The ensuing confusion, panic and trauma to long-standing immigrant communities was extensive. When the first registration deadline approached in December 2002, more than 400 individuals of Iranian origin in California rushing to comply with the new rules were arrested. In New York, deportations hollowed out parts of the Pakistani immigrant community. Immigration offices were not staffed to administer the program effectively, creating massive delays, with huge lines of people trying to register by published deadlines.

From 2002 to 2003, more than 83,500 men were processed through Special Registration and more than 13,700 were placed into deportation proceedings as a direct consequence of voluntarily complying with the requirements. There were reports of cases of mistaken detentions and removal proceedings. NSEERS was not just a registry. It actually multiplied the grounds for deporting men based on national origin.

The program also proved highly ineffective at its intended counterterrorism goals, yielding not a single terrorism-related prosecution over the decade it remained in place. Law enforcement experts found that the program’s broad categorical profiling required vast resources and risked confusing signal and noise.

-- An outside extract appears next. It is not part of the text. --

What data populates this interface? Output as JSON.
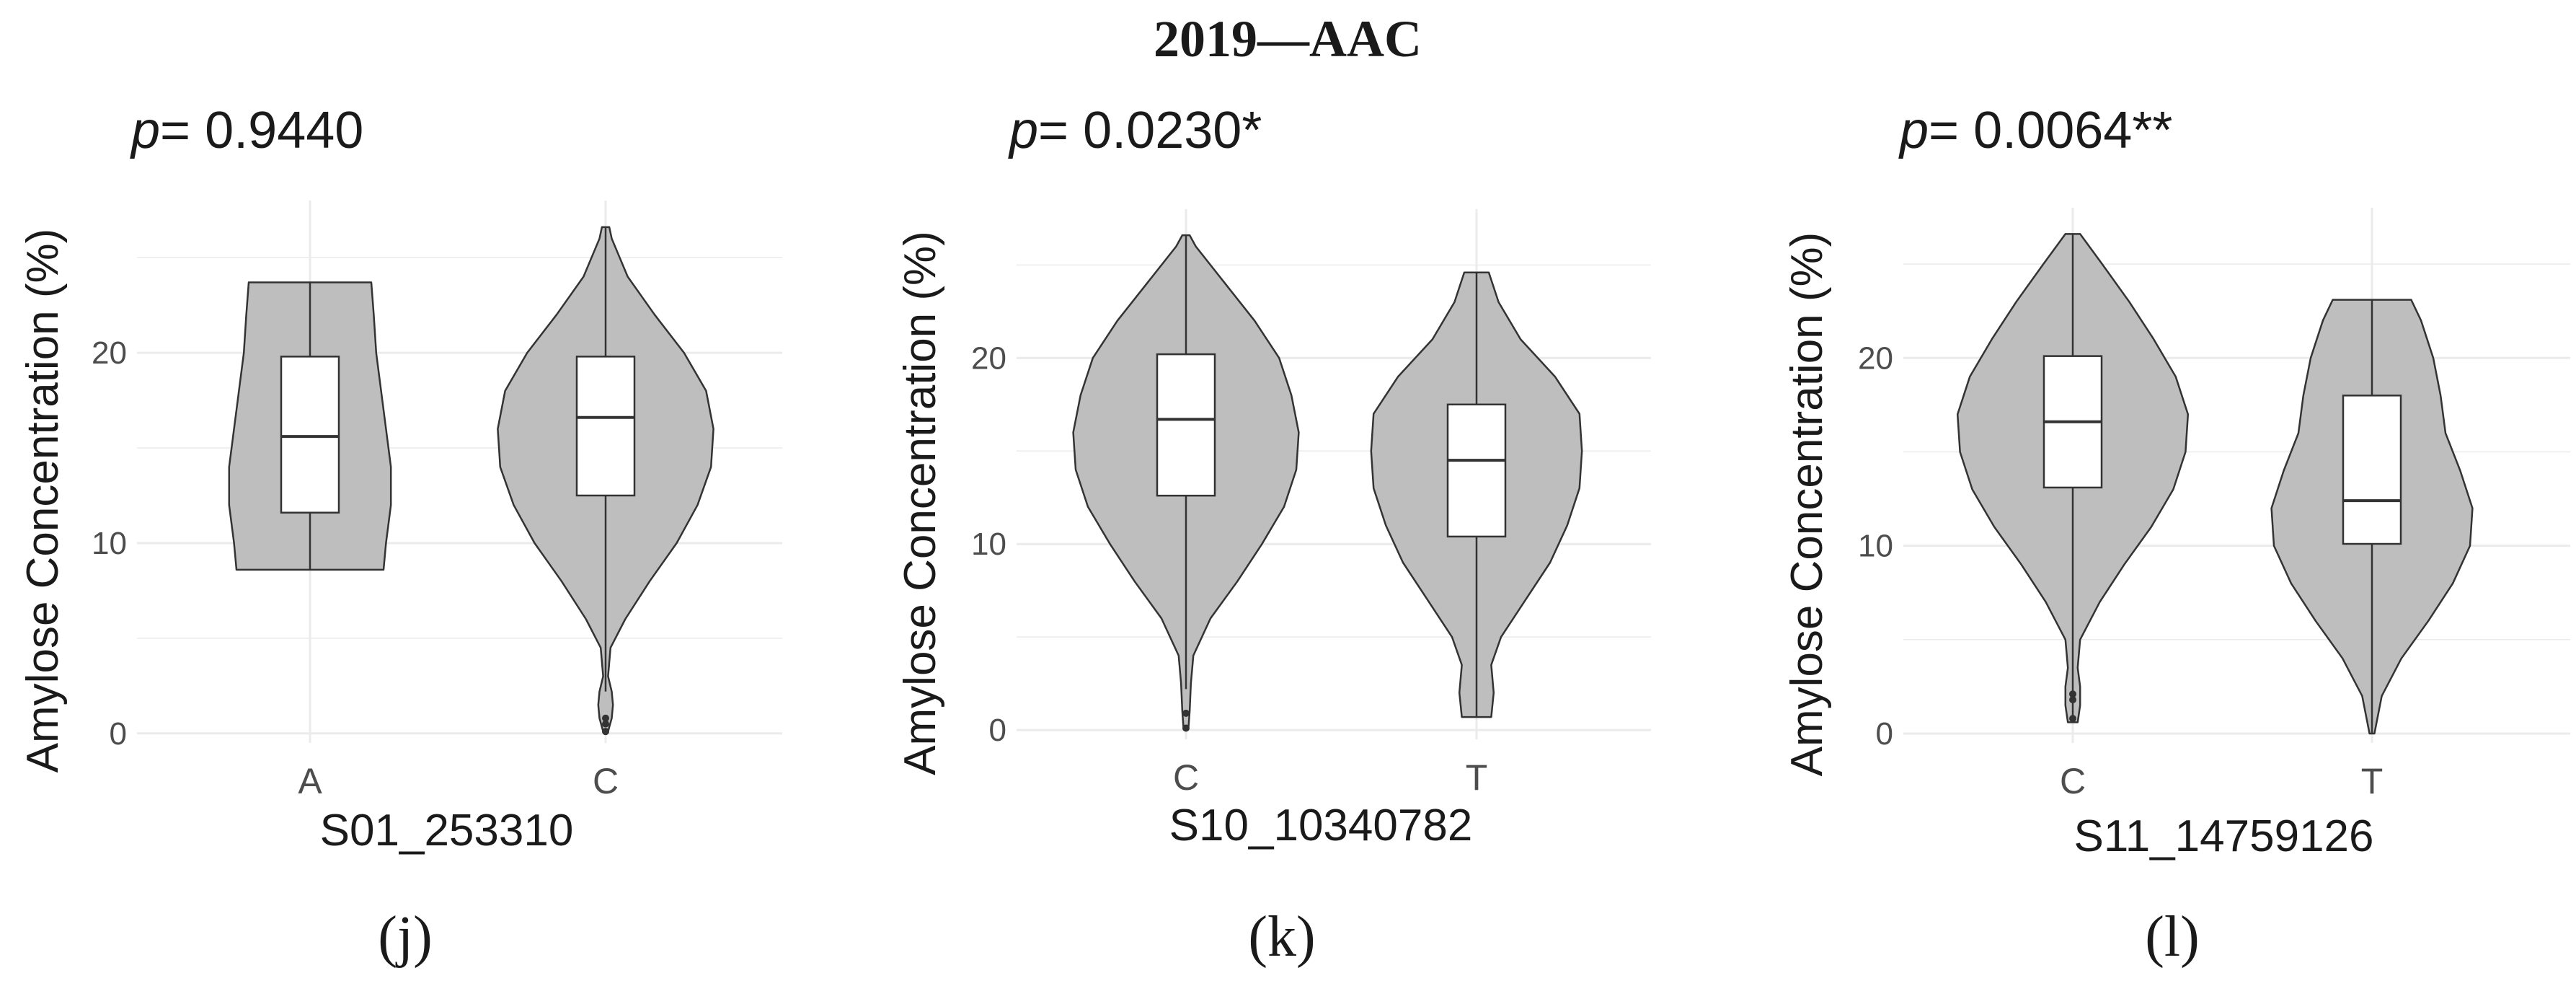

As a result of sustained opposition and controversies about implementation, aspects of the program were suspended as early as December 2003 when “check in” requirements were dropped. But the requirement that travelers register at ports of entry and depart only from designated airports remained in place for eight more years, making travel from designated countries cumbersome and stressful. Eventually, the introduction of other programs collecting biometric information from all visitors and at all airports rendered NSEERS registration requirements duplicative. On April 28, 2011, the Department of Homeland Security announced that NSEERS had been suspended and the 25 designated countries had been delisted.

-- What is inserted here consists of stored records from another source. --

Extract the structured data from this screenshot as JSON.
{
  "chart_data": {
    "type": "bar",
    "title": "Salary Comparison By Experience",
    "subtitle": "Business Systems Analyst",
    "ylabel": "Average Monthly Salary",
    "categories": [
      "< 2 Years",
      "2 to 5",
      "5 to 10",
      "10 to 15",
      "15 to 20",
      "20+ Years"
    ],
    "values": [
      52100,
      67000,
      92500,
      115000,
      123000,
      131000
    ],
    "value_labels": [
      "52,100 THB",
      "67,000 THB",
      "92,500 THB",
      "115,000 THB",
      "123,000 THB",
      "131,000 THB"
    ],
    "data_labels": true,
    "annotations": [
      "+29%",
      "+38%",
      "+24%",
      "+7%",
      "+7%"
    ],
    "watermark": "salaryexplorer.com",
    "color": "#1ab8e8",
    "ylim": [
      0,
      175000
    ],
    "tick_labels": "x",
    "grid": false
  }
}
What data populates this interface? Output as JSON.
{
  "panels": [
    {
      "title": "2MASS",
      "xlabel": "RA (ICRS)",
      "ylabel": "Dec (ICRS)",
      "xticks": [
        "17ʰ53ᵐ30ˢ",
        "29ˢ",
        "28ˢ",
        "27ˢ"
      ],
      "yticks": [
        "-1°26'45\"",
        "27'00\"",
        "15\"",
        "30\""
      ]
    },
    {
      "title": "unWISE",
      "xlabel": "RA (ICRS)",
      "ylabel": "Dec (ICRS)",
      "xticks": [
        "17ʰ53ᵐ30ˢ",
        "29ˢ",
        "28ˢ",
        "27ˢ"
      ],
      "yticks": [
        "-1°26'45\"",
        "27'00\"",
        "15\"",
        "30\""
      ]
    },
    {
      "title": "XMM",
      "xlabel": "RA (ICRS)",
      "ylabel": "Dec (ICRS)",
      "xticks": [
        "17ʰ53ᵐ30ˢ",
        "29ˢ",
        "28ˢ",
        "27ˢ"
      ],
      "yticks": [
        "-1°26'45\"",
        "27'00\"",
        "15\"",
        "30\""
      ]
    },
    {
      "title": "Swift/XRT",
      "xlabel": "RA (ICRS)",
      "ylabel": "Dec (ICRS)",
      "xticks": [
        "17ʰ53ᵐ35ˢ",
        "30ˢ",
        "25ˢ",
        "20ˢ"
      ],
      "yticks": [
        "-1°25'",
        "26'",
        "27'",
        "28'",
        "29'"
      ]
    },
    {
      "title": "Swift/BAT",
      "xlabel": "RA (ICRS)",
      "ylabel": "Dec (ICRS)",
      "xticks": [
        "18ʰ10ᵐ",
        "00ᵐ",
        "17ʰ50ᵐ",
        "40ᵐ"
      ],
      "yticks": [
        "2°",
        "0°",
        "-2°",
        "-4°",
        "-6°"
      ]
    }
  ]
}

While the 2011 DHS announcement ended the application of NSEERS, its regulatory framework remained. After the 2016 election, pressure mounted on the Obama administration to fully rescind the regulations. On Nov. 21, a letter signed by 200 civil rights and interfaith organizations was published calling on the Obama administration to rescind the regulatory framework for NSEERS. Ten days later, more than 50 Democratic members of the House of Representatives sent a letter to President Obama demanding the same.

In December, the Obama administration announced that it would dismantle the dormant program on the grounds “that NSEERS is not only obsolete, but that its use would divert limited personnel and resources from more effective measures.” The United States now has an entry-exit system for all foreign visitors, rendering the rationale for introducing an additional registry targeting a subset of visitors from Muslim-majority countries less plausible.

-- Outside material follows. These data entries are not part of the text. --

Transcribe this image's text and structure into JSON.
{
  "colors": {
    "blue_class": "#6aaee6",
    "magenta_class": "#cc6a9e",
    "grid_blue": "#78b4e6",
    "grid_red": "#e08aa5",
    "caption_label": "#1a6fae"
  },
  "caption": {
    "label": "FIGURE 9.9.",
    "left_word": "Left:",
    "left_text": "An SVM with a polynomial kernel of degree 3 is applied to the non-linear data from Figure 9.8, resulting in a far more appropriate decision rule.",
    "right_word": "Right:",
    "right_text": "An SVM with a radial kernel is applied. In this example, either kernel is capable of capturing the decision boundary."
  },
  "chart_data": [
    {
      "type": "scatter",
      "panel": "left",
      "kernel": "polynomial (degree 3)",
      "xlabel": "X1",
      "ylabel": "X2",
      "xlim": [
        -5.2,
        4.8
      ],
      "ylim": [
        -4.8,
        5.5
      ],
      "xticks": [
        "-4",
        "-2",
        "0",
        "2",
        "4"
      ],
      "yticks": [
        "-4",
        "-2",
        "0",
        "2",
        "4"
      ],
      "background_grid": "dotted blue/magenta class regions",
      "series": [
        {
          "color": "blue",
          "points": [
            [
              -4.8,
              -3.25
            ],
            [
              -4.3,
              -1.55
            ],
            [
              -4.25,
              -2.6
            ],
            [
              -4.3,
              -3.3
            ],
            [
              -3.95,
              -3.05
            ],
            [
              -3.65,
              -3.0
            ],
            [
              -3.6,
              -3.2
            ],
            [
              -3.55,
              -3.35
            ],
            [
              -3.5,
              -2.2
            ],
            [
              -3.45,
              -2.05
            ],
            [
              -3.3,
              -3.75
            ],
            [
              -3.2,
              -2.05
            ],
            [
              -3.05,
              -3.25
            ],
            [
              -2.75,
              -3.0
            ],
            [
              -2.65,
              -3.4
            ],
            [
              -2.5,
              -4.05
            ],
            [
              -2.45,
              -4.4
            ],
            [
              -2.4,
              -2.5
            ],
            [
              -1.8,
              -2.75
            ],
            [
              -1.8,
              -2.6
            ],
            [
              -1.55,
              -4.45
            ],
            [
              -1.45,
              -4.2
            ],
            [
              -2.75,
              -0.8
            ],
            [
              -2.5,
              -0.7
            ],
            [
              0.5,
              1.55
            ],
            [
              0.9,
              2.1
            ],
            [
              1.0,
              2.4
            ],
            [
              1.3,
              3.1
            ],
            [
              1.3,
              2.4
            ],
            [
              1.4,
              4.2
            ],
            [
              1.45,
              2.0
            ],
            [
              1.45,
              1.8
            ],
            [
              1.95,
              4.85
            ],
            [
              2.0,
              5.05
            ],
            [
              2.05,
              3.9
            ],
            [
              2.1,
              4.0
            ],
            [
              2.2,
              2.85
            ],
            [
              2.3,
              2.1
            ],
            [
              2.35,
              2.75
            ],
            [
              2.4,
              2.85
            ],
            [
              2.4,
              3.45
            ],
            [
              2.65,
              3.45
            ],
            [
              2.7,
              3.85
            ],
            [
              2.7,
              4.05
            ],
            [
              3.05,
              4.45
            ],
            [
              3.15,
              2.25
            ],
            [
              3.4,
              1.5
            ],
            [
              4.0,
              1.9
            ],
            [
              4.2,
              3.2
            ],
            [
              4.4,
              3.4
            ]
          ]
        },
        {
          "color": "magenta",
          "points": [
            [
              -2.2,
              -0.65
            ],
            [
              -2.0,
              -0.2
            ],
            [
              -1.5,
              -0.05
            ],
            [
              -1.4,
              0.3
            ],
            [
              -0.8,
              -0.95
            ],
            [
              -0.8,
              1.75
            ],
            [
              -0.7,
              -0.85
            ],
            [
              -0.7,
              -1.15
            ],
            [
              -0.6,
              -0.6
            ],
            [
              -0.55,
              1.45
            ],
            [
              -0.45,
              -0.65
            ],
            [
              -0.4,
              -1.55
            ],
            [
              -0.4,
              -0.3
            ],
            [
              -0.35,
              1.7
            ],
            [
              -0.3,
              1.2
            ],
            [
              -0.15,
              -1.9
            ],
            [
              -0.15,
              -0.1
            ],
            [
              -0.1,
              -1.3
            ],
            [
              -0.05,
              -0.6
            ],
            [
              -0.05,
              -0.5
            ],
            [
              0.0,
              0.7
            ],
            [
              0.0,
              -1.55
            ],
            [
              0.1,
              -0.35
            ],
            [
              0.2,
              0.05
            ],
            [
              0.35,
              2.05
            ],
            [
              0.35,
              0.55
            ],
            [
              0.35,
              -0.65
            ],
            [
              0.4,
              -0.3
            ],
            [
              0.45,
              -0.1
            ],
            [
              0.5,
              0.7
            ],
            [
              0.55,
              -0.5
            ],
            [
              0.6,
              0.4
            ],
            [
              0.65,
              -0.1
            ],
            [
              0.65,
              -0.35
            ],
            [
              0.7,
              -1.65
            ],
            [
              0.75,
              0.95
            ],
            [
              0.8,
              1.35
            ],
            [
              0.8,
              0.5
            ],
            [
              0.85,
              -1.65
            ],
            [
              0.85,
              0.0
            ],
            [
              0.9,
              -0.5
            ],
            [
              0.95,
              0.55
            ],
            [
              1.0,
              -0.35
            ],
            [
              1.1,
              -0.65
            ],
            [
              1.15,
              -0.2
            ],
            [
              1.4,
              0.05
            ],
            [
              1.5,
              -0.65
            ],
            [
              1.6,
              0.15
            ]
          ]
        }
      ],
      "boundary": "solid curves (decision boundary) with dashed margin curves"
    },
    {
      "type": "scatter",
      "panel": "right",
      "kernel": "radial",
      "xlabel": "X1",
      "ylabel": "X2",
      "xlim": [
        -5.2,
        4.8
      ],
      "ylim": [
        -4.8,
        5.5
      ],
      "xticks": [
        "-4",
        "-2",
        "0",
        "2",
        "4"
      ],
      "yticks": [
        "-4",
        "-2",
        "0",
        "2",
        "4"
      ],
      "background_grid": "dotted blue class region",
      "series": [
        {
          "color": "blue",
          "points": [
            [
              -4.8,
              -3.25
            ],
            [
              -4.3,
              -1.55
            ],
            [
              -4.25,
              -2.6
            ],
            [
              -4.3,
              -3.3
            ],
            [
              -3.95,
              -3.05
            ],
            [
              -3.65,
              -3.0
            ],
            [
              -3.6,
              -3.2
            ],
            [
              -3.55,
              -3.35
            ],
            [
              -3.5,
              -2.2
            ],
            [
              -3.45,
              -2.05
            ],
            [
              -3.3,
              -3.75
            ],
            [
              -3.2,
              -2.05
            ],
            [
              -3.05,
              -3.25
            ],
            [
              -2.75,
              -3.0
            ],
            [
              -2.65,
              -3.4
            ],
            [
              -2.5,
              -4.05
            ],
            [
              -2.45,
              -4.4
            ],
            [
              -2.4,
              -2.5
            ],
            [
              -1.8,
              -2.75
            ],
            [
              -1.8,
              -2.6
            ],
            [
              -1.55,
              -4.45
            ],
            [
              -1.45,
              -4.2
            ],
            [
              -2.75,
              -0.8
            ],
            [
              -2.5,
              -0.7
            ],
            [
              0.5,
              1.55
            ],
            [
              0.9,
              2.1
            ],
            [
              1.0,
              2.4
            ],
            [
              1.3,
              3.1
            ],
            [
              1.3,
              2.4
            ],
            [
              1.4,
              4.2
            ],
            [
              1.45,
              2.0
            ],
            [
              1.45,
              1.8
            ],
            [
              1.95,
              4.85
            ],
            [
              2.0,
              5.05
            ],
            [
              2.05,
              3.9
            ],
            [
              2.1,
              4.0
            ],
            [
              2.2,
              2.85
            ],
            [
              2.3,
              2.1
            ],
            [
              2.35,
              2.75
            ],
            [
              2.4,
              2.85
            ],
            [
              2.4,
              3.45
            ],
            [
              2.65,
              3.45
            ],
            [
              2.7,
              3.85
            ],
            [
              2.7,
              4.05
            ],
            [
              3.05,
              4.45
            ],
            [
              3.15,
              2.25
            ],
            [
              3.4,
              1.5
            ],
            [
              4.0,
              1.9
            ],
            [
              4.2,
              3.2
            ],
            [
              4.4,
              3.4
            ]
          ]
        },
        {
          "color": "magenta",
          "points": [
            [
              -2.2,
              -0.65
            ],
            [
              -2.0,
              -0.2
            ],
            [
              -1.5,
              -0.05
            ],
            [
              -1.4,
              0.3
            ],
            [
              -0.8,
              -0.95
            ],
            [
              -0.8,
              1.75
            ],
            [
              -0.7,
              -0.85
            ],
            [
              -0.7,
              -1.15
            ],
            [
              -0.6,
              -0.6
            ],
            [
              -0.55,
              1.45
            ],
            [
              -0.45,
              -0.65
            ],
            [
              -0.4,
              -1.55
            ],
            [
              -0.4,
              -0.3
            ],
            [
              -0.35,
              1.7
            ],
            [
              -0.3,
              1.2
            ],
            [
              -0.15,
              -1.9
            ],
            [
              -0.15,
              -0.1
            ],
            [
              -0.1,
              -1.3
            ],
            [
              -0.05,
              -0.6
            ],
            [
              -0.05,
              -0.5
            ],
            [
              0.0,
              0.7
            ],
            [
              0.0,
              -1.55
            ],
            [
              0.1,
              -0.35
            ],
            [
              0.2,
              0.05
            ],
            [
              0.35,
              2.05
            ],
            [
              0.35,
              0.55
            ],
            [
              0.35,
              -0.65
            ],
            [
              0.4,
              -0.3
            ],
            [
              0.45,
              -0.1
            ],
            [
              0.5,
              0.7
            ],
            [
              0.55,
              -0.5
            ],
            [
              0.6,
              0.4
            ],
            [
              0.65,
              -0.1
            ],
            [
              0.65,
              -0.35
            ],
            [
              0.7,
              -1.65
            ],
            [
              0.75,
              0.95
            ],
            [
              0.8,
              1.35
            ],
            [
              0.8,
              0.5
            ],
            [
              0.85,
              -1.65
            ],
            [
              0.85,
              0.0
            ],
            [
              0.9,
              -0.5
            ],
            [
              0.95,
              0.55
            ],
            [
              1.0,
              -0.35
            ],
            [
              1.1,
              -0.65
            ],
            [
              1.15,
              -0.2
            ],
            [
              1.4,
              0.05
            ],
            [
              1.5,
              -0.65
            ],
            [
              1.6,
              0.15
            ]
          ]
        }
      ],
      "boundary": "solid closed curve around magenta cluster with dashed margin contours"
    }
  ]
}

While NSEERS was widely deemed counterproductive in preventing terrorism, it was never found unconstitutional. Attempts to constitutionally challenge the program failed with federal district courts across the country. In 2008, when a challenge reached the 2nd Circuit, that federal appellate court also ruled in favor of the program. Under current constitutional jurisprudence, the federal government’s authority over immigration allows for national origin-based discrimination at our borders.

However, Trump’s proposals might fare differently. Some of the “extreme vetting questions” listed in a draft proposal by a Trump advisor photographed in November were clearly related to religious belief, with questions about Sharia, jihad and gender equality. The vetting topics listed in the draft Executive Order that was leaked yesterday include a version of these questions without direct reference to Islam. For instance, in the place of jihad the order references “violent religious edicts.”

Whereas the Bush administration disavowed religious profiling in its post-9/11 policies, Trump has repeatedly stated his intention to specifically target the Muslim community during the campaign and since the election. The same federal courts that found the NSEERS program constitutional might reach a different conclusion if new programs were shown to be based on religious animus.

Aslı Ü. Bâli is professor of law at the UCLA School of Law and director of the UCLA Center for Near Eastern Studies.